We talked for a while and she told me that she had been trafficked into the UK, and that she had got away and had come to tell the police about her friends who were still trapped in that house.

I told her they never did anything, that I had come for a similar thing and every time had been ignored and turned away.

She must have thought me a liar, because when her turn came to talk to the police they were full of concern, and she was led through to a back room.

For me it was the same as it always was, I was told to stop wasting police time and sent on my way.

This is the reality still for thousands of British girls, yet all the news ever covers is those girls who are trafficked into the uk, don’t those of us born here matter at all.”

Star has escaped the horrors of that life, but lives a life of constant fear, and finds it hard to leave her home.

There are thousands of girls forced into prostitution in the UK every year. Red nose day aka comic relief, with the help of Eastender’s tried to highlight one side of this terrible reality, but there is still a much deeper and darker side, hidden away, in the streets of Britain.

So today I dedicate my post to the lost girls.

The one’s that are too often forgotten, and whose lives are lost at the hands of these evil men, all girls should matter not just those that are trafficked into the UK.

This post is dedicated to Fee, Sarah, Dotty, Lucy, Hannah, Becky, and all the other lost girls who lost their lives to young to brutal men.

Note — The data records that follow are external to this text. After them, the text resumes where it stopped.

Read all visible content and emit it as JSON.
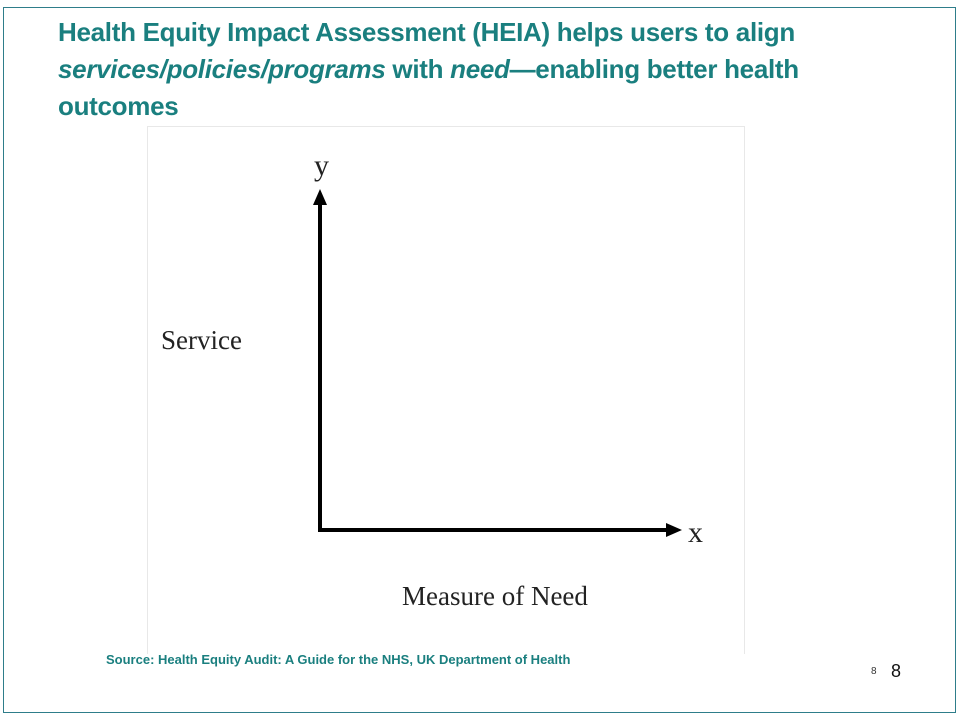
{
  "slide": {
    "title_part1": "Health Equity Impact Assessment (HEIA) helps users to align ",
    "title_italic1": "services/policies/programs",
    "title_part2": " with ",
    "title_italic2": "need",
    "title_part3": "—enabling better health outcomes",
    "source": "Source: Health Equity Audit: A Guide for the NHS, UK Department of Health",
    "page_number_small": "8",
    "page_number_large": "8",
    "accent_color": "#1a7f7f"
  },
  "diagram": {
    "y_axis_letter": "y",
    "x_axis_letter": "x",
    "y_axis_label": "Service",
    "x_axis_label": "Measure of Need",
    "axis_color": "#000000"
  }
}
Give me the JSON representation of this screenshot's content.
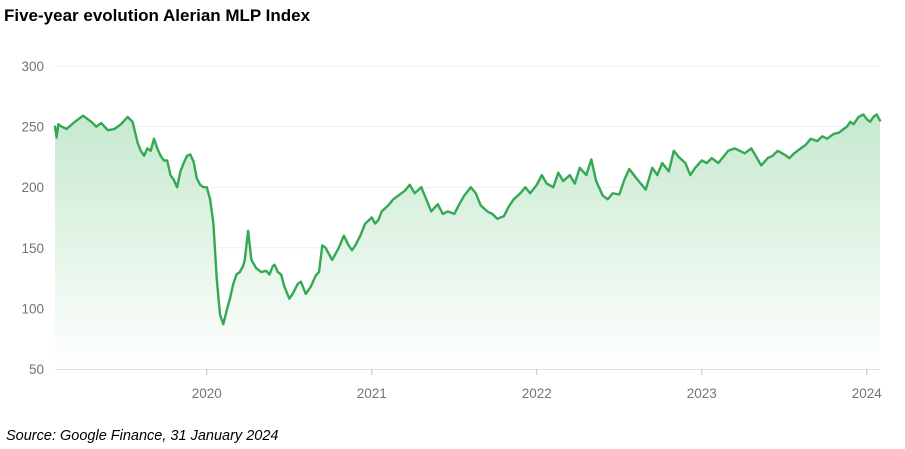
{
  "chart_data": {
    "type": "area",
    "title": "Five-year evolution Alerian MLP Index",
    "source": "Source: Google Finance, 31 January 2024",
    "xlabel": "",
    "ylabel": "",
    "x_ticks": [
      "2020",
      "2021",
      "2022",
      "2023",
      "2024"
    ],
    "y_ticks": [
      "300",
      "250",
      "200",
      "150",
      "100",
      "50"
    ],
    "ylim": [
      50,
      300
    ],
    "xlim": [
      2019.08,
      2024.08
    ],
    "grid": true,
    "legend": "none",
    "line_color": "#34a853",
    "fill_color_top": "#c6e9cf",
    "fill_color_bottom": "#ffffff",
    "series": [
      {
        "x": [
          2019.08,
          2019.09,
          2019.1,
          2019.12,
          2019.15,
          2019.2,
          2019.25,
          2019.3,
          2019.33,
          2019.36,
          2019.4,
          2019.44,
          2019.48,
          2019.52,
          2019.55,
          2019.58,
          2019.6,
          2019.62,
          2019.64,
          2019.66,
          2019.68,
          2019.7,
          2019.72,
          2019.74,
          2019.76,
          2019.78,
          2019.8,
          2019.82,
          2019.84,
          2019.86,
          2019.88,
          2019.9,
          2019.92,
          2019.94,
          2019.96,
          2019.98,
          2020.0,
          2020.02,
          2020.04,
          2020.06,
          2020.08,
          2020.1,
          2020.12,
          2020.14,
          2020.16,
          2020.18,
          2020.2,
          2020.22,
          2020.23,
          2020.25,
          2020.27,
          2020.3,
          2020.33,
          2020.36,
          2020.38,
          2020.4,
          2020.41,
          2020.43,
          2020.45,
          2020.47,
          2020.5,
          2020.52,
          2020.55,
          2020.57,
          2020.6,
          2020.63,
          2020.66,
          2020.68,
          2020.7,
          2020.72,
          2020.74,
          2020.76,
          2020.8,
          2020.83,
          2020.86,
          2020.88,
          2020.9,
          2020.93,
          2020.96,
          2021.0,
          2021.02,
          2021.04,
          2021.06,
          2021.1,
          2021.13,
          2021.16,
          2021.2,
          2021.23,
          2021.26,
          2021.3,
          2021.33,
          2021.36,
          2021.4,
          2021.43,
          2021.46,
          2021.5,
          2021.53,
          2021.56,
          2021.6,
          2021.63,
          2021.66,
          2021.7,
          2021.73,
          2021.76,
          2021.8,
          2021.83,
          2021.86,
          2021.9,
          2021.93,
          2021.96,
          2022.0,
          2022.03,
          2022.06,
          2022.1,
          2022.13,
          2022.16,
          2022.2,
          2022.23,
          2022.26,
          2022.3,
          2022.33,
          2022.36,
          2022.4,
          2022.43,
          2022.46,
          2022.5,
          2022.53,
          2022.56,
          2022.6,
          2022.63,
          2022.66,
          2022.7,
          2022.73,
          2022.76,
          2022.8,
          2022.83,
          2022.86,
          2022.9,
          2022.93,
          2022.96,
          2023.0,
          2023.03,
          2023.06,
          2023.1,
          2023.13,
          2023.16,
          2023.2,
          2023.23,
          2023.26,
          2023.3,
          2023.33,
          2023.36,
          2023.4,
          2023.43,
          2023.46,
          2023.5,
          2023.53,
          2023.56,
          2023.6,
          2023.63,
          2023.66,
          2023.7,
          2023.73,
          2023.76,
          2023.8,
          2023.83,
          2023.86,
          2023.88,
          2023.9,
          2023.92,
          2023.95,
          2023.98,
          2024.0,
          2024.02,
          2024.04,
          2024.06,
          2024.08
        ],
        "y": [
          250,
          241,
          252,
          250,
          248,
          254,
          259,
          254,
          250,
          253,
          247,
          248,
          252,
          258,
          254,
          237,
          230,
          226,
          232,
          230,
          240,
          232,
          226,
          222,
          222,
          210,
          206,
          200,
          213,
          220,
          226,
          227,
          221,
          207,
          202,
          200,
          200,
          190,
          170,
          125,
          95,
          87,
          98,
          108,
          120,
          128,
          130,
          135,
          140,
          164,
          140,
          133,
          130,
          131,
          128,
          135,
          136,
          130,
          128,
          118,
          108,
          112,
          120,
          122,
          112,
          118,
          127,
          130,
          152,
          150,
          145,
          140,
          150,
          160,
          152,
          148,
          152,
          160,
          170,
          175,
          170,
          173,
          180,
          185,
          190,
          193,
          197,
          202,
          195,
          200,
          190,
          180,
          186,
          178,
          180,
          178,
          186,
          193,
          200,
          195,
          185,
          180,
          178,
          174,
          176,
          184,
          190,
          195,
          200,
          195,
          202,
          210,
          203,
          200,
          212,
          205,
          210,
          203,
          216,
          210,
          223,
          205,
          193,
          190,
          195,
          194,
          206,
          215,
          208,
          203,
          198,
          216,
          210,
          220,
          213,
          230,
          225,
          220,
          210,
          216,
          222,
          220,
          224,
          220,
          225,
          230,
          232,
          230,
          228,
          232,
          225,
          218,
          224,
          226,
          230,
          227,
          224,
          228,
          232,
          235,
          240,
          238,
          242,
          240,
          244,
          245,
          248,
          250,
          254,
          252,
          258,
          260,
          256,
          254,
          258,
          260,
          255
        ]
      }
    ]
  }
}
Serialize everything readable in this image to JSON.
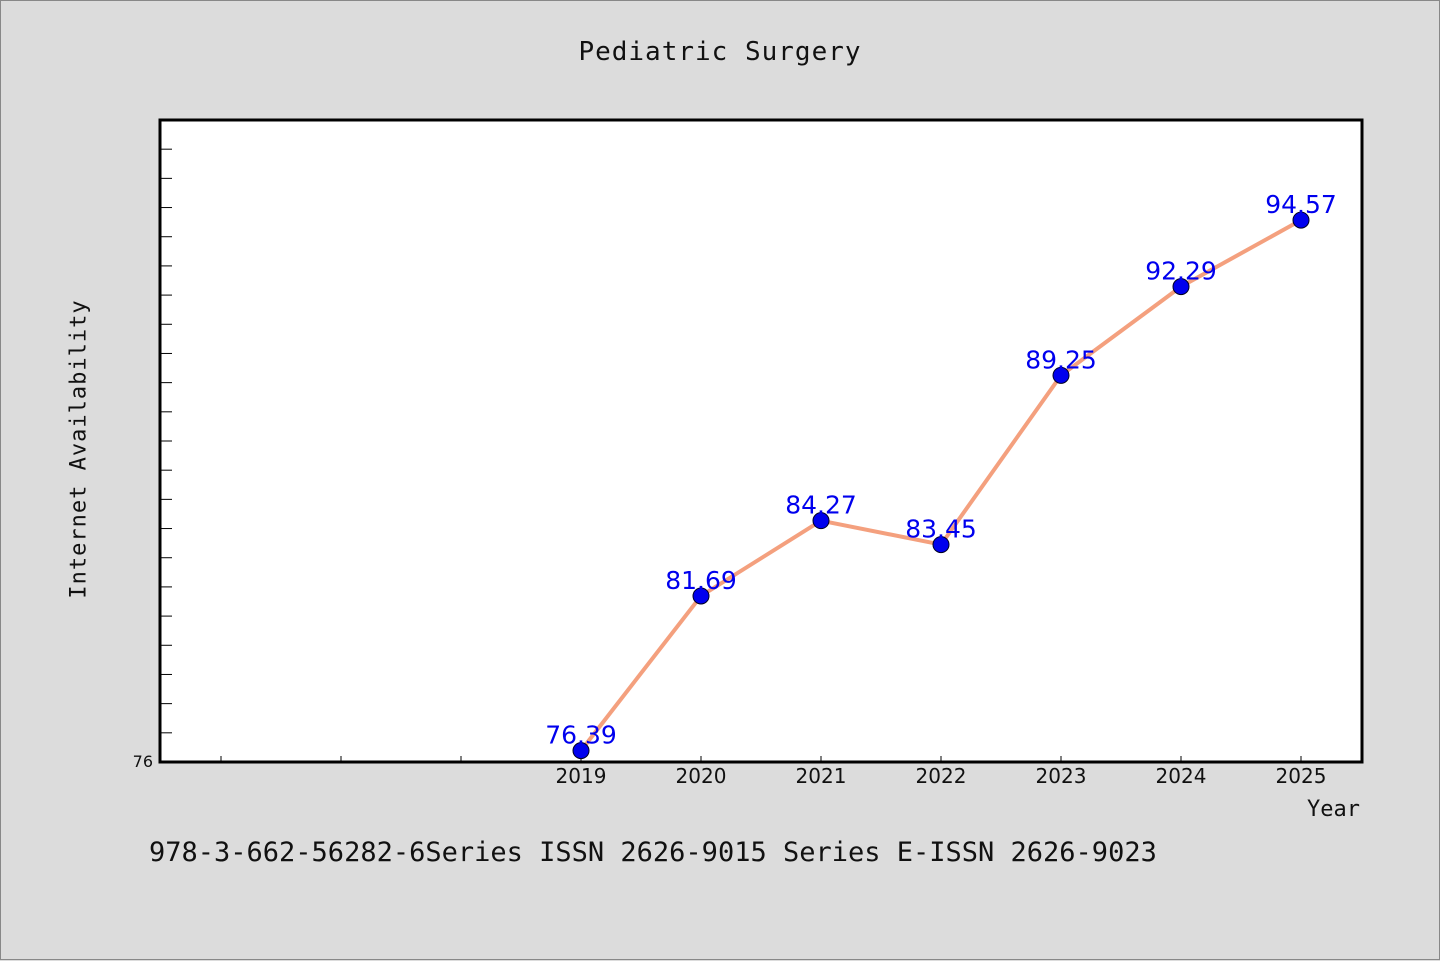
{
  "title": "Pediatric Surgery",
  "footer": "978-3-662-56282-6Series ISSN 2626-9015 Series E-ISSN 2626-9023",
  "chart_data": {
    "type": "line",
    "title": "Pediatric Surgery",
    "xlabel": "Year",
    "ylabel": "Internet Availability",
    "x": [
      "2019",
      "2020",
      "2021",
      "2022",
      "2023",
      "2024",
      "2025"
    ],
    "series": [
      {
        "values": [
          76.39,
          81.69,
          84.27,
          83.45,
          89.25,
          92.29,
          94.57
        ]
      }
    ],
    "data_labels": [
      "76.39",
      "81.69",
      "84.27",
      "83.45",
      "89.25",
      "92.29",
      "94.57"
    ],
    "y_tick_label": "76",
    "ylim": [
      76,
      98
    ],
    "grid": false,
    "legend": "none",
    "line_color": "#f4a07e",
    "marker_color": "#0000ee",
    "label_color": "#0000ee"
  }
}
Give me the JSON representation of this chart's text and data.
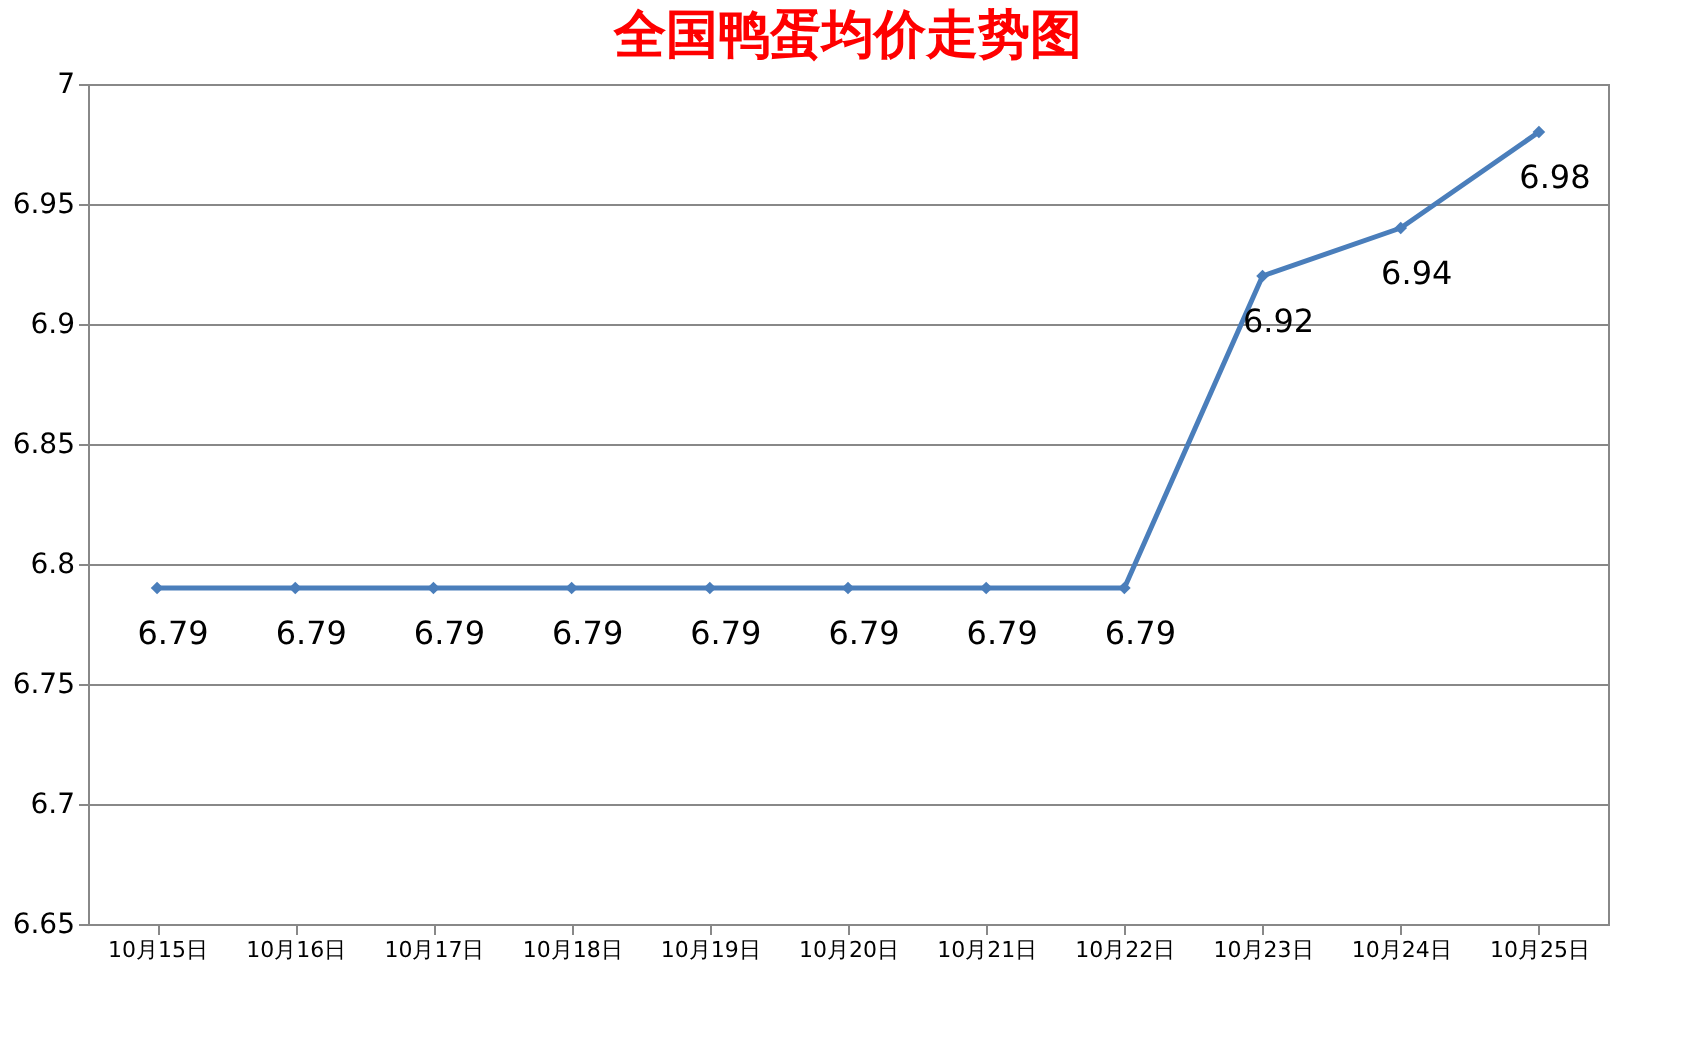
{
  "chart_data": {
    "type": "line",
    "title": "全国鸭蛋均价走势图",
    "categories": [
      "10月15日",
      "10月16日",
      "10月17日",
      "10月18日",
      "10月19日",
      "10月20日",
      "10月21日",
      "10月22日",
      "10月23日",
      "10月24日",
      "10月25日"
    ],
    "series": [
      {
        "color": "#4a7ebb",
        "values": [
          6.79,
          6.79,
          6.79,
          6.79,
          6.79,
          6.79,
          6.79,
          6.79,
          6.92,
          6.94,
          6.98
        ]
      }
    ],
    "ylim": [
      6.65,
      7
    ],
    "yticks": [
      6.65,
      6.7,
      6.75,
      6.8,
      6.85,
      6.9,
      6.95,
      7
    ],
    "grid": "y",
    "marker": "diamond",
    "line_style": "solid",
    "data_labels": true
  }
}
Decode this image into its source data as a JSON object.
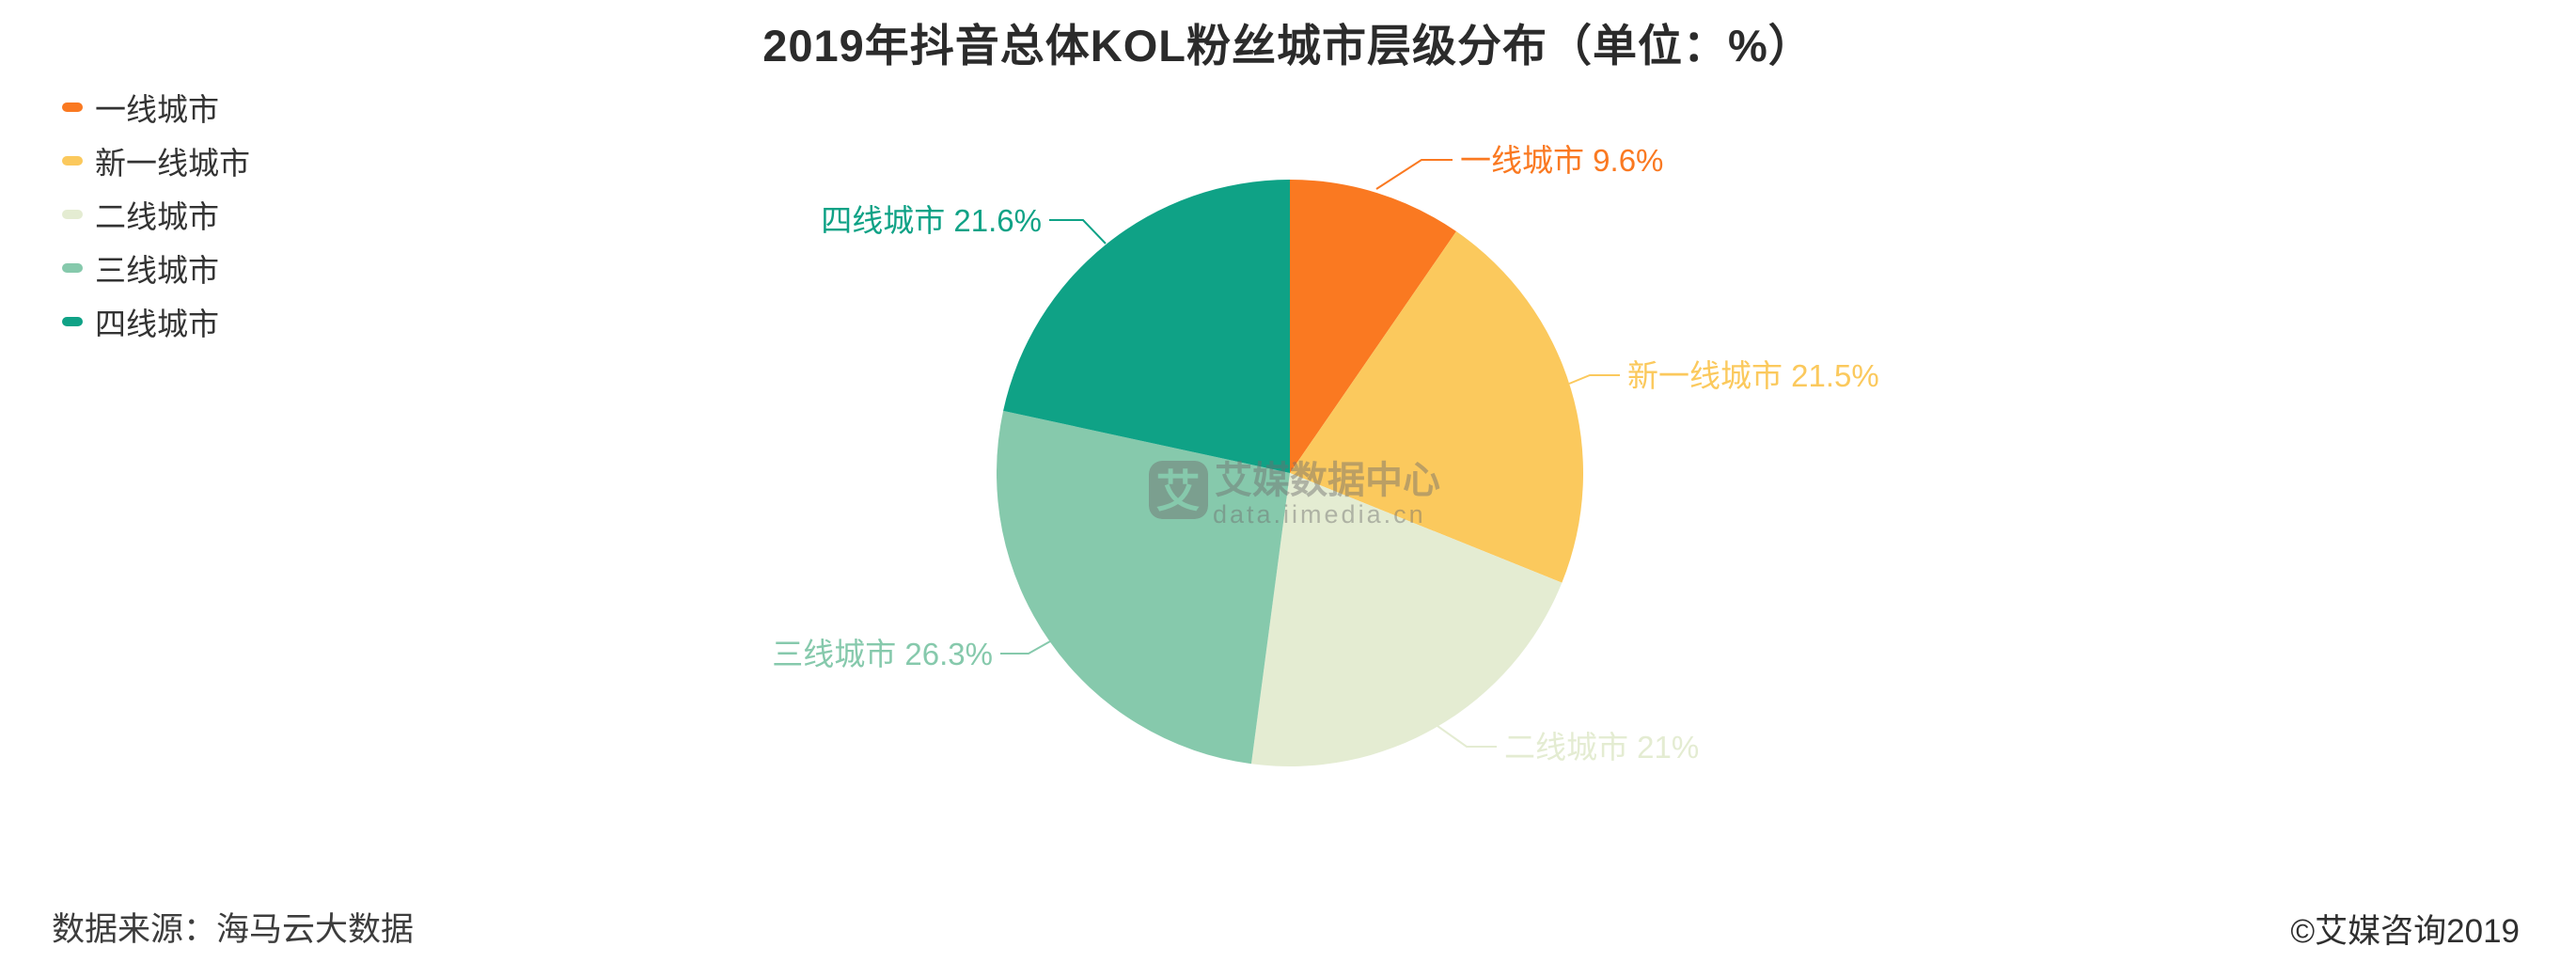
{
  "title": "2019年抖音总体KOL粉丝城市层级分布（单位：%）",
  "source_note": "数据来源：海马云大数据",
  "copyright": "©艾媒咨询2019",
  "watermark": {
    "logo_char": "艾",
    "name": "艾媒数据中心",
    "url": "data.iimedia.cn"
  },
  "chart_data": {
    "type": "pie",
    "title": "2019年抖音总体KOL粉丝城市层级分布（单位：%）",
    "unit": "%",
    "total": 100,
    "start_angle_deg": 0,
    "direction": "clockwise",
    "legend_position": "top-left",
    "categories": [
      "一线城市",
      "新一线城市",
      "二线城市",
      "三线城市",
      "四线城市"
    ],
    "values": [
      9.6,
      21.5,
      21,
      26.3,
      21.6
    ],
    "series": [
      {
        "name": "一线城市",
        "value": 9.6,
        "color": "#FA7921"
      },
      {
        "name": "新一线城市",
        "value": 21.5,
        "color": "#FBC95D"
      },
      {
        "name": "二线城市",
        "value": 21,
        "color": "#E4ECD2"
      },
      {
        "name": "三线城市",
        "value": 26.3,
        "color": "#86C9AC"
      },
      {
        "name": "四线城市",
        "value": 21.6,
        "color": "#0FA286"
      }
    ]
  }
}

If you see child abuse, report it, often a child who is being abused is a child who will later end up being forced into the sex trade.

If a child in your family is unhappy, becoming rebellious, or quite, talk to them, try your best to help and understand them, as they too could end up a lost girl.

Being a teen is not always easy, and although teenager’s problems may seem childish and unimportant in the scale of things, it can be huge for that child.

Weather it is your child, or a friends child, or even a neighbours child, someone taking the time to talk to them, and try their best to help them can save them from running away, or being taken in by a man who’s intentions are less than desirable.

Often if signs of unhappiness are spotted early enough, lives can be saved

Love and hugs joss. xxx


  1. What a tragic and chilling tale. I had no idea this problem exists like this in the UK which one would think is a civilized country, one that would investigate such crimes and do something to save these girls.

  2. to be fair to the police it is hard for them to trace these houses as usually the men who run them move girls around a lot in order to risk being caught.
    but still not enough is being done.

  3. Wow, what an amazing story. I've watched documentaries on this and usually they focus on illegal immigrants who are bought in under false pretenses and end up being forced into brothels. This is the first, I've heard of young english girls being taken into these houses. Thank you for sharing your awareness here, definitely this story needs to be told.

  4. I was reading a story about this same problem in England just yesterday. And this is something that happens throughout the world. It's a sad story, but one that is important to be told.

    Tossing It Out

  5. from what i know and have read it seems the authoritys tried to hide the fact that it is happening to girls in their own countrys and try to push the focus on the poor girls who are trafficed in.
    and because of this the young british girls are completely forgotten. often making them a more appealing target to the guys that commit these crimes.
    it would also explain why so many run away girls seem to dissapear off the face of the earth.